- Trade show advertisement
- Directed by: G. B. Samuelson
- Written by: Joan Morgan
- Produced by: Edward Gordon Craig
- Starring: Warwick Ward; Harold French; Wendy Barrie;
- Cinematography: Desmond Dickinson
- Production company: G. B. Samuelson Productions
- Distributed by: United Artists
- Release date: March 1932;
- Running time: 73 minutes
- Country: United Kingdom
- Language: English

= The Call Box Mystery =

1932 British film by G.B. Samuelson

The Call Box Mystery (also known as The Callbox Mystery) is a 1932 British crime film directed by G.B. Samuelson and starring Warwick Ward, Harold French and Wendy Barrie. It was written by Joan Morgan (as Joan Wentworth-Wood), and was made at Cricklewood Studios as a quota quickie.

== Preservation status ==
The British Film Institute National Archive holds a collection of stills but no film or video materials.

==Plot==
Inspector Layton of Scotland Yard is investigating the suspicious death of Mr. Banner. Banner's daughter, Iris, tells Layton that her brother David, a musician, had gone missing after becoming a protégé of Leo Mount, a millionaire interested in music, and suspected of being linked to blackmailers. Subsequently, a number of artists with connectons to Mount die in mysterious circumstances. Layton investigates these and is ultimately able to solve the mystery of Barner's death, and win Iris's love.

==Cast==
- Warwick Ward as Leo Mount
- Harold French as Inspector Layton
- Wendy Barrie as Iris Banner
- Gerald Rawlinson as David Radnor
- Harvey Braban as Inspector Brown
- Daphne Mowbray as Rose
- Tom Shenton as Pearce
- Myno Burney as Paul Grayle

== Reception ==
Kine Weekly wrote: "Amateurish murder mystery drama, so loosely constructed that it fails to hold the interest, let alone thrill. The cast do their best in the circumstances, but the fantastic story and poor direction defeat them. Quota booking for very unsophisticated audiences."

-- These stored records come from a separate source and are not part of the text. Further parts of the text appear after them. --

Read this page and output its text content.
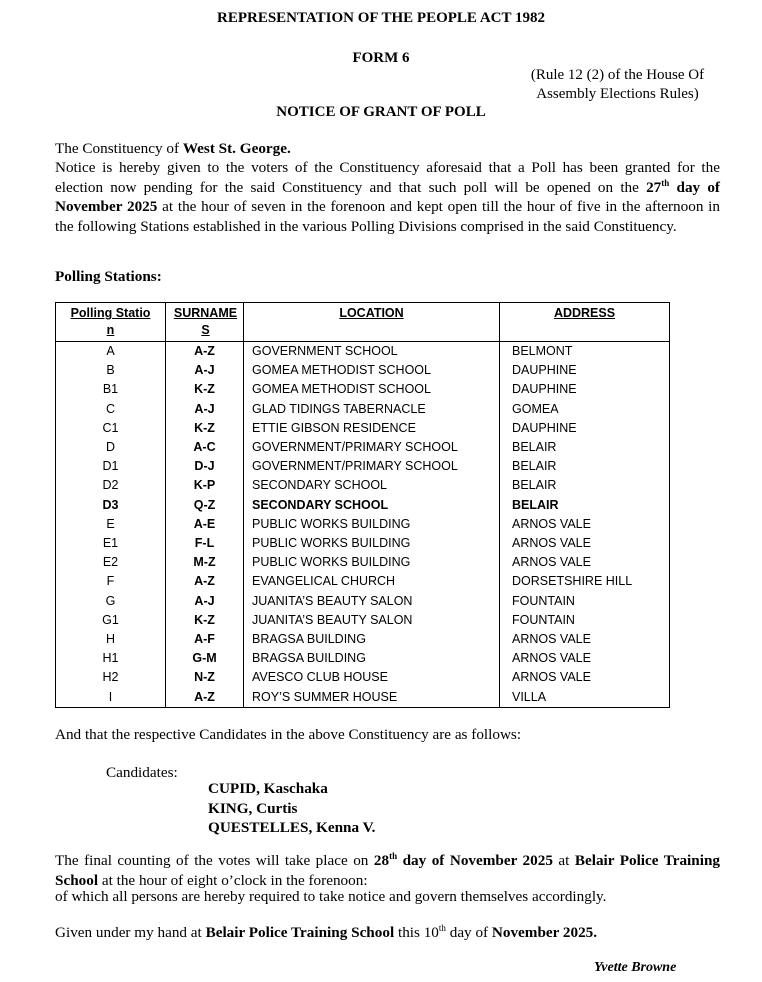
REPRESENTATION OF THE PEOPLE ACT 1982
FORM 6
(Rule 12 (2) of the House Of
Assembly Elections Rules)
NOTICE OF GRANT OF POLL
The Constituency of West St. George.
Notice is hereby given to the voters of the Constituency aforesaid that a Poll has been granted for the election now pending for the said Constituency and that such poll will be opened on the 27th day of November 2025 at the hour of seven in the forenoon and kept open till the hour of five in the afternoon in the following Stations established in the various Polling Divisions comprised in the said Constituency.
Polling Stations:
Polling Station	SURNAMES	LOCATION	ADDRESS
A	A-Z	GOVERNMENT SCHOOL	BELMONT
B	A-J	GOMEA METHODIST SCHOOL	DAUPHINE
B1	K-Z	GOMEA METHODIST SCHOOL	DAUPHINE
C	A-J	GLAD TIDINGS TABERNACLE	GOMEA
C1	K-Z	ETTIE GIBSON RESIDENCE	DAUPHINE
D	A-C	GOVERNMENT/PRIMARY SCHOOL	BELAIR
D1	D-J	GOVERNMENT/PRIMARY SCHOOL	BELAIR
D2	K-P	SECONDARY SCHOOL	BELAIR
D3	Q-Z	SECONDARY SCHOOL	BELAIR
E	A-E	PUBLIC WORKS BUILDING	ARNOS VALE
E1	F-L	PUBLIC WORKS BUILDING	ARNOS VALE
E2	M-Z	PUBLIC WORKS BUILDING	ARNOS VALE
F	A-Z	EVANGELICAL CHURCH	DORSETSHIRE HILL
G	A-J	JUANITA’S BEAUTY SALON	FOUNTAIN
G1	K-Z	JUANITA’S BEAUTY SALON	FOUNTAIN
H	A-F	BRAGSA BUILDING	ARNOS VALE
H1	G-M	BRAGSA BUILDING	ARNOS VALE
H2	N-Z	AVESCO CLUB HOUSE	ARNOS VALE
I	A-Z	ROY’S SUMMER HOUSE	VILLA
And that the respective Candidates in the above Constituency are as follows:
Candidates:
CUPID, Kaschaka
KING, Curtis
QUESTELLES, Kenna V.
The final counting of the votes will take place on 28th day of November 2025 at Belair Police Training School at the hour of eight o’clock in the forenoon:
of which all persons are hereby required to take notice and govern themselves accordingly.
Given under my hand at Belair Police Training School this 10th day of November 2025.
Yvette Browne
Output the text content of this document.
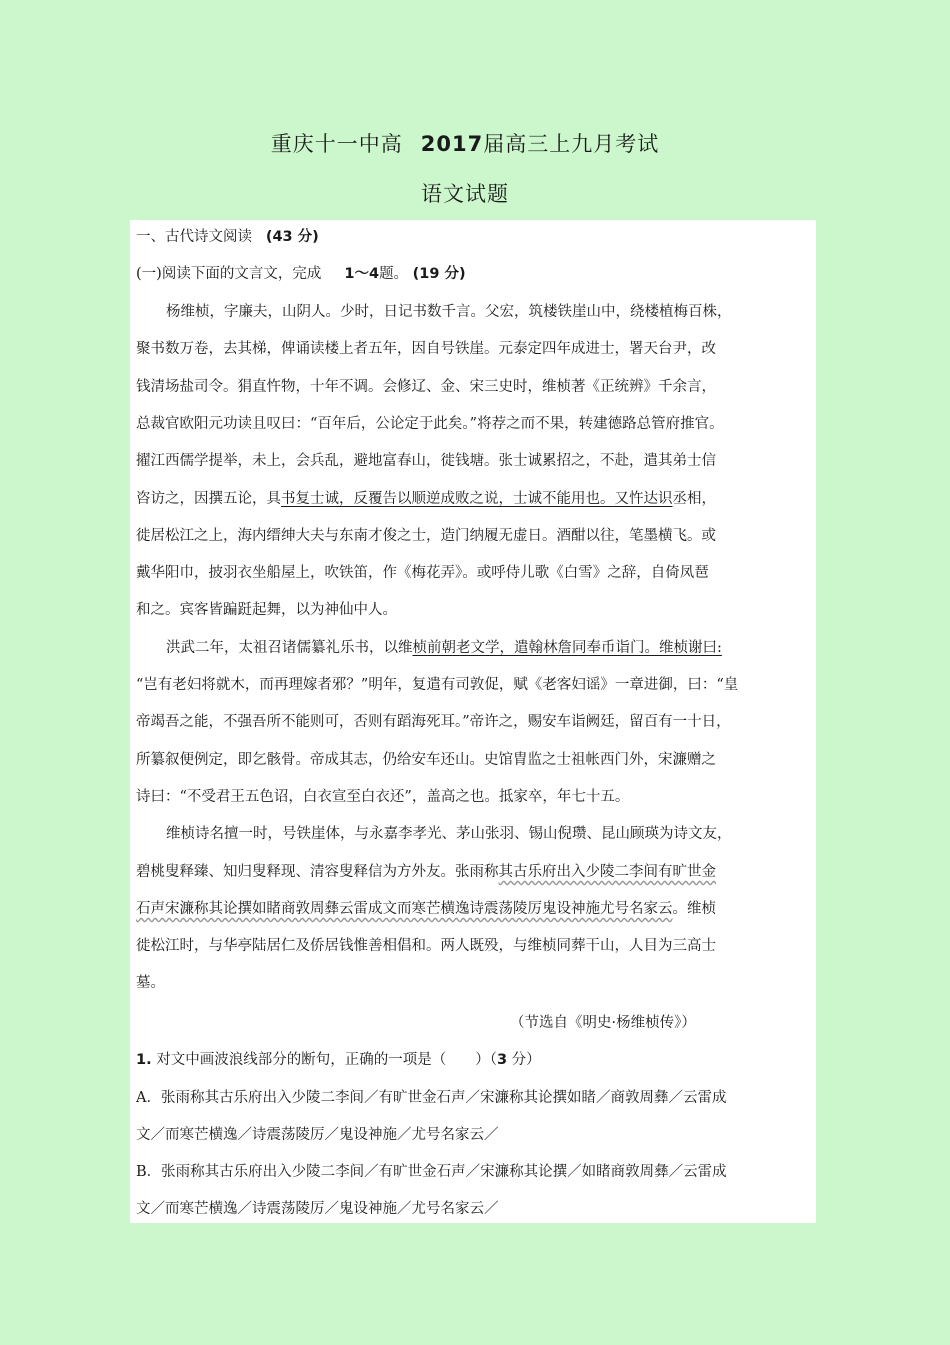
重庆十一中高 2017届高三上九月考试
语文试题
一、古代诗文阅读 (43 分)
(一)阅读下面的文言文，完成 1～4题。 (19 分)
杨维桢，字廉夫，山阴人。少时，日记书数千言。父宏，筑楼铁崖山中，绕楼植梅百株，
聚书数万卷，去其梯，俾诵读楼上者五年，因自号铁崖。元泰定四年成进士，署天台尹，改
钱清场盐司令。狷直忤物，十年不调。会修辽、金、宋三史时，维桢著《正统辨》千余言，
总裁官欧阳元功读且叹曰：“百年后，公论定于此矣。”将荐之而不果，转建德路总管府推官。
擢江西儒学提举，未上，会兵乱，避地富春山，徙钱塘。张士诚累招之，不赴，遣其弟士信
咨访之，因撰五论，具书复士诚，反覆告以顺逆成败之说，士诚不能用也。又忤达识丞相，
徙居松江之上，海内缙绅大夫与东南才俊之士，造门纳履无虚日。酒酣以往，笔墨横飞。或
戴华阳巾，披羽衣坐船屋上，吹铁笛，作《梅花弄》。或呼侍儿歌《白雪》之辞，自倚凤琶
和之。宾客皆蹁跹起舞，以为神仙中人。
洪武二年，太祖召诸儒纂礼乐书，以维桢前朝老文学，遣翰林詹同奉币诣门。维桢谢曰:
“岂有老妇将就木，而再理嫁者邪？”明年，复遣有司敦促，赋《老客妇谣》一章进御，曰：“皇
帝竭吾之能，不强吾所不能则可，否则有蹈海死耳。”帝许之，赐安车诣阙廷，留百有一十日，
所纂叙便例定，即乞骸骨。帝成其志，仍给安车还山。史馆胄监之士祖帐西门外，宋濂赠之
诗曰：“不受君王五色诏，白衣宣至白衣还”，盖高之也。抵家卒，年七十五。
维桢诗名擅一时，号铁崖体，与永嘉李孝光、茅山张羽、锡山倪瓒、昆山顾瑛为诗文友，
碧桃叟释臻、知归叟释现、清容叟释信为方外友。张雨称其古乐府出入少陵二李间有旷世金
石声宋濂称其论撰如睹商敦周彝云雷成文而寒芒横逸诗震荡陵厉鬼设神施尤号名家云。维桢
徙松江时，与华亭陆居仁及侨居钱惟善相倡和。两人既殁，与维桢同葬干山，人目为三高士
墓。
（节选自《明史·杨维桢传》）
1. 对文中画波浪线部分的断句，正确的一项是（　　）（3 分）
A．张雨称其古乐府出入少陵二李间／有旷世金石声／宋濂称其论撰如睹／商敦周彝／云雷成
文／而寒芒横逸／诗震荡陵厉／鬼设神施／尤号名家云／
B．张雨称其古乐府出入少陵二李间／有旷世金石声／宋濂称其论撰／如睹商敦周彝／云雷成
文／而寒芒横逸／诗震荡陵厉／鬼设神施／尤号名家云／
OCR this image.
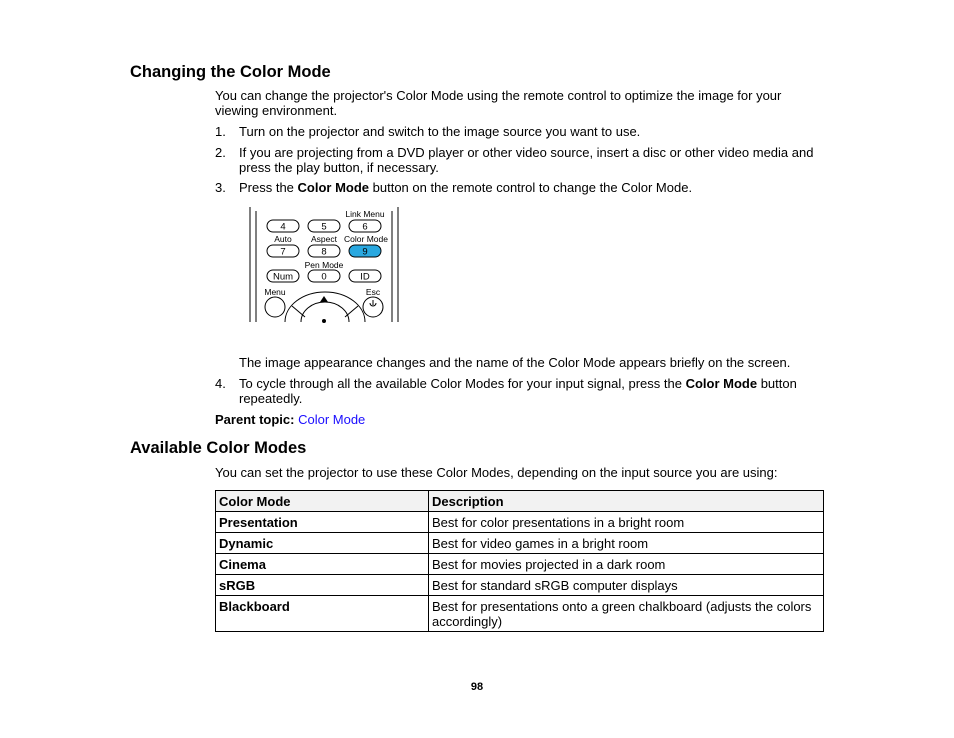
Changing the Color Mode
You can change the projector's Color Mode using the remote control to optimize the image for your
viewing environment.
1.	Turn on the projector and switch to the image source you want to use.
2.	If you are projecting from a DVD player or other video source, insert a disc or other video media and
press the play button, if necessary.
3.	Press the Color Mode button on the remote control to change the Color Mode.
Link Menu
Auto Aspect Color Mode
Pen Mode
Menu	Esc
4	5	6
7	8	9
Num	0	ID
The image appearance changes and the name of the Color Mode appears briefly on the screen.
4.	To cycle through all the available Color Modes for your input signal, press the Color Mode button
repeatedly.
Parent topic: Color Mode
Available Color Modes
You can set the projector to use these Color Modes, depending on the input source you are using:
Color Mode	Description
Presentation	Best for color presentations in a bright room
Dynamic	Best for video games in a bright room
Cinema	Best for movies projected in a dark room
sRGB	Best for standard sRGB computer displays
Blackboard	Best for presentations onto a green chalkboard (adjusts the colors accordingly)
98
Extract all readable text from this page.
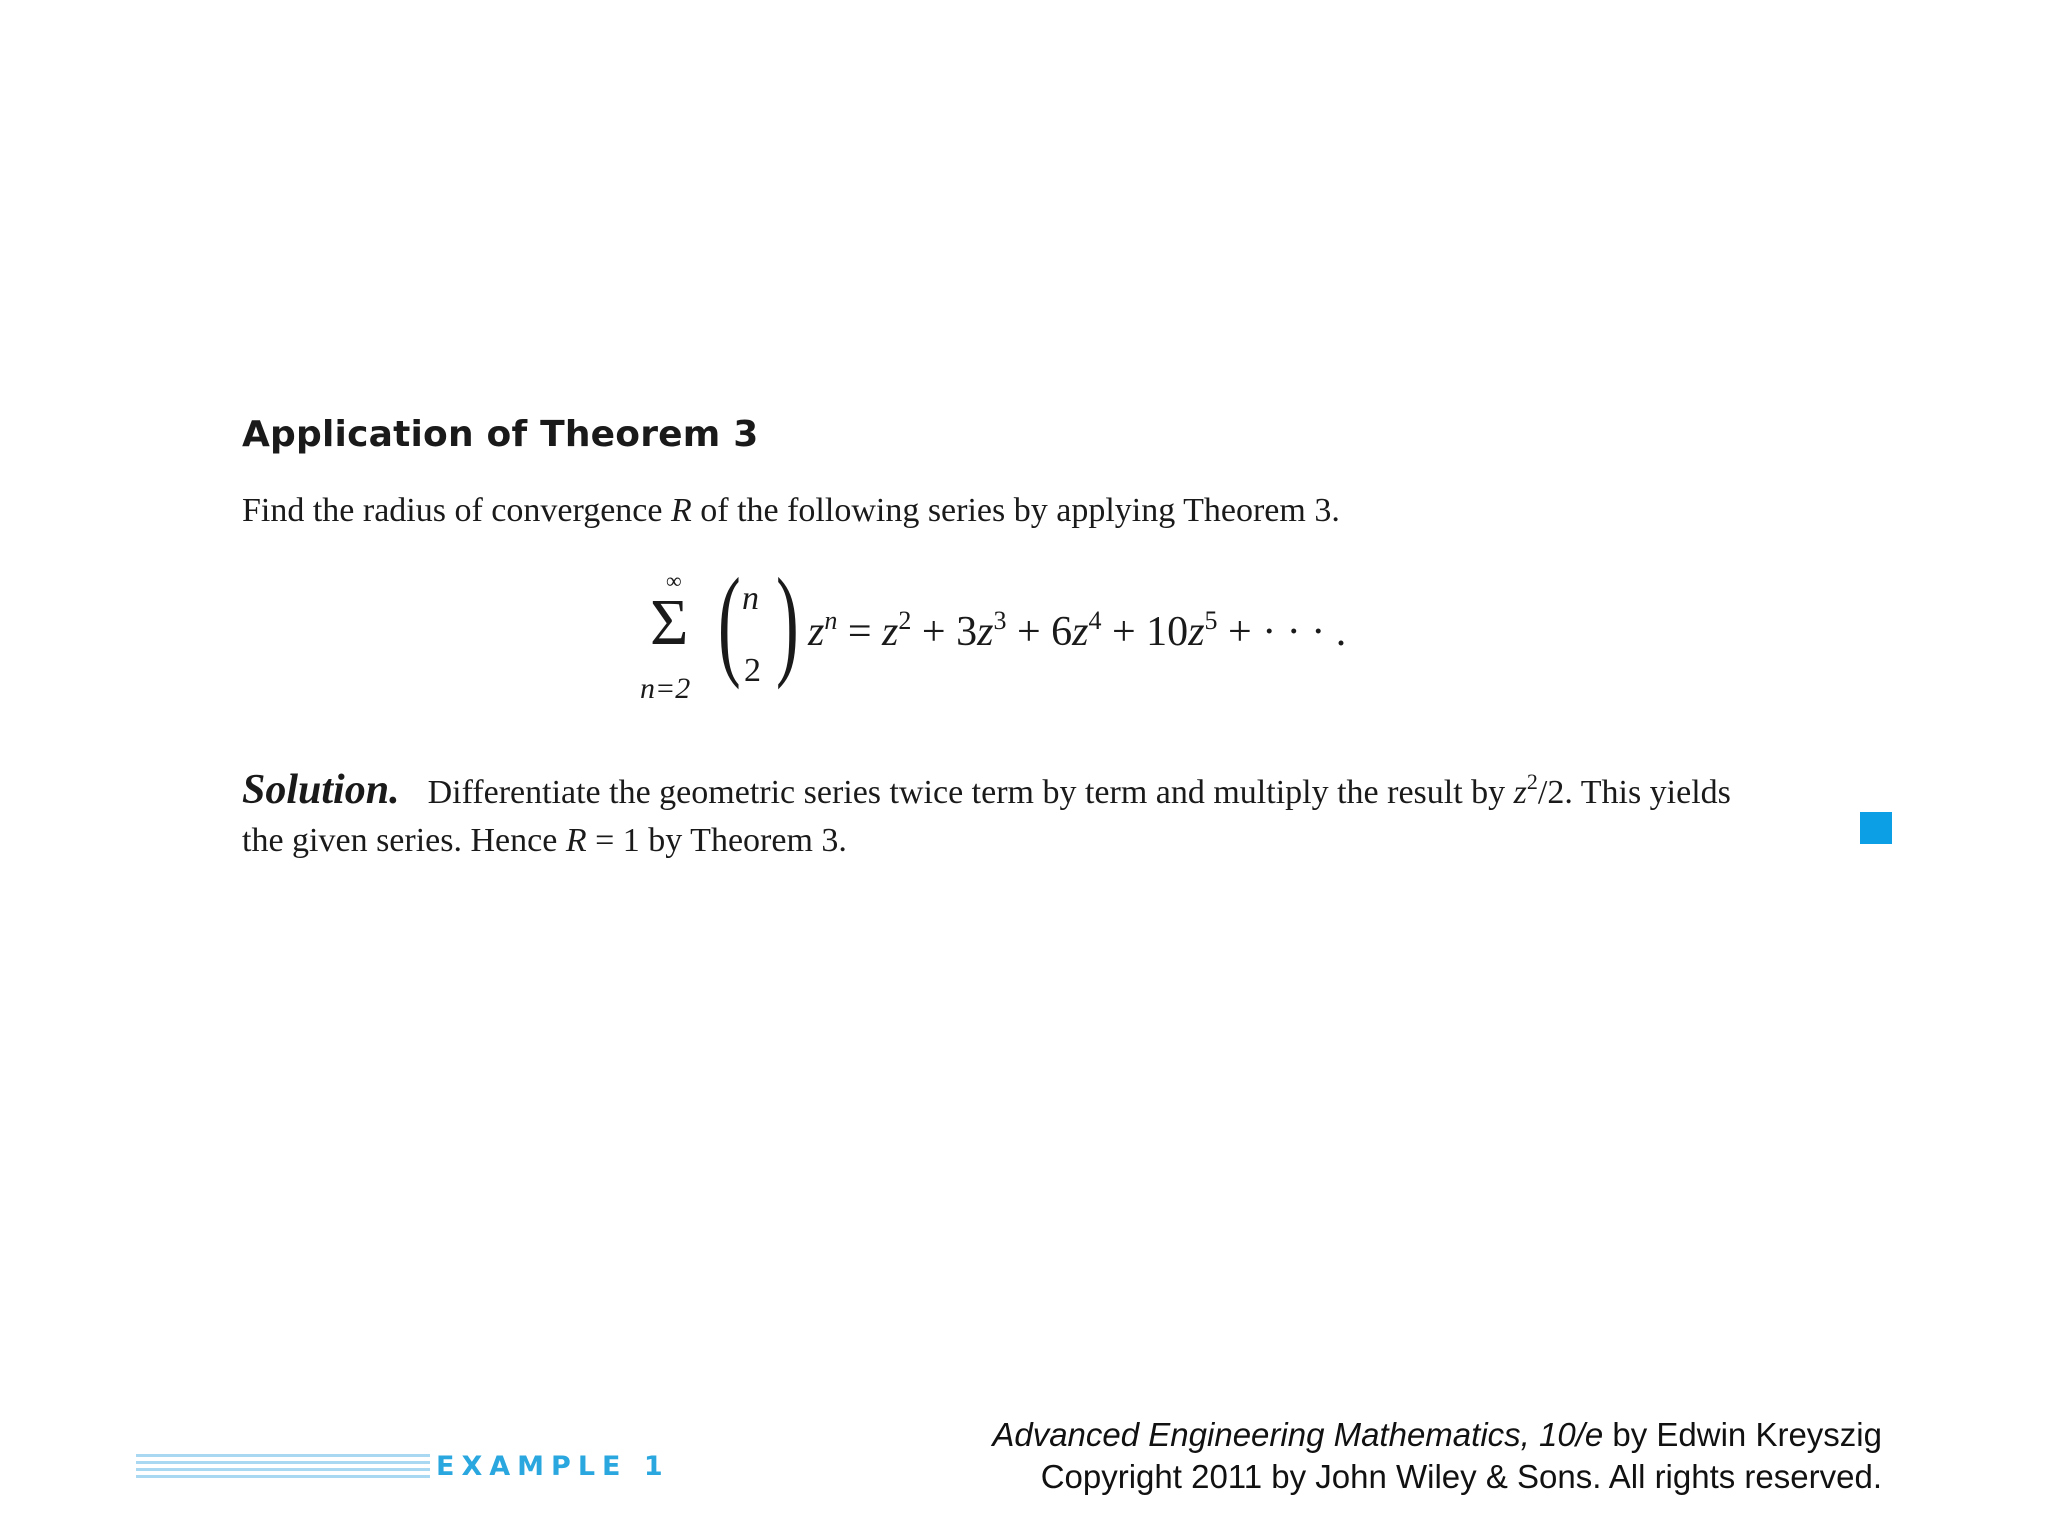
Application of Theorem 3
Find the radius of convergence R of the following series by applying Theorem 3.
∞
Σ
n=2 ( n
2 ) $z^n = z^2 + 3z^3 + 6z^4 + 10z^5$ + · · · .
Solution. Differentiate the geometric series twice term by term and multiply the result by $z^2/2$. This yields
the given series. Hence R = 1 by Theorem 3.
EXAMPLE 1
Advanced Engineering Mathematics, 10/e by Edwin Kreyszig
Copyright 2011 by John Wiley & Sons. All rights reserved.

Picturegoer wrote: "Incredible and loosely constructed detective story which fails to hold the interest. The artists do their best, but the material defeats them and, as a whole, they only succeed in giving very average performances. Too much time is wasted in dealing with side-issues, so that the main facts become obscured and, instead of being thrilled, one becomes distinctly bored."